"The fact that you possess a sense of morality and we do not gives us an evolutionary advantage and if history has proven anything it is that evolution always wins."Well, this got me to thinking. It does seem that being unburdened by a sense of moral obligation to others would confer an evolutionary advantage. Behavior unrestrained by conscience or guilt would seem more likely to promote the survival and thus the reproductive success of those who exhibit it.
So why, then, does morality exist? Why do we have a conscience and experience guilt? Why do we have such a strong sense that some things are right and others are wrong? Why would a sense of moral duty have ever evolved?
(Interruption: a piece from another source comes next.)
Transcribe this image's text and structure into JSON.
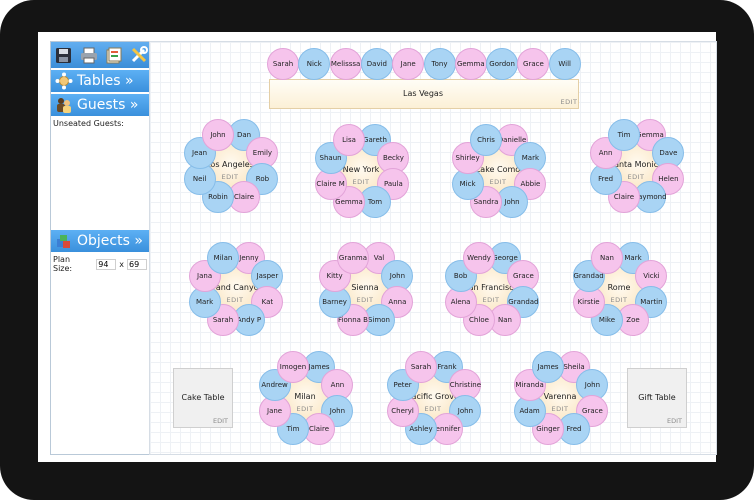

Such things would seem to be handicaps in the struggle for survival and thus have little evolutionary utility.
I'm sure the Darwinian sachems have an explanation for this, as they do for almost everything which challenges the doctrines of their creed, no matter outlandish the explanation may seem to those not imprisoned behind the bars of a materialist metaphysics, but I'd like to hear it.
I'd like to hear how, if evolution always wins, morality, conscience, and guilt increase our fitness for survival. I suspect that any explanation that's forthcoming will involve a certain amount of magic wand-waving, the fortuitous occurrence of dozens of genetic mutations at just the right time, and lots of vague speculations about how prehistoric societies probably benefited from the presence of those individuals who subordinated their own interests to the interests of others.
Aside from the scientific veneer that usually overlays such accounts the story will doubtless have all the characteristics normally associated with a fairy tale, not the least of which will be a requirement that we suspend our credulity while undirected, blind processes work their magic.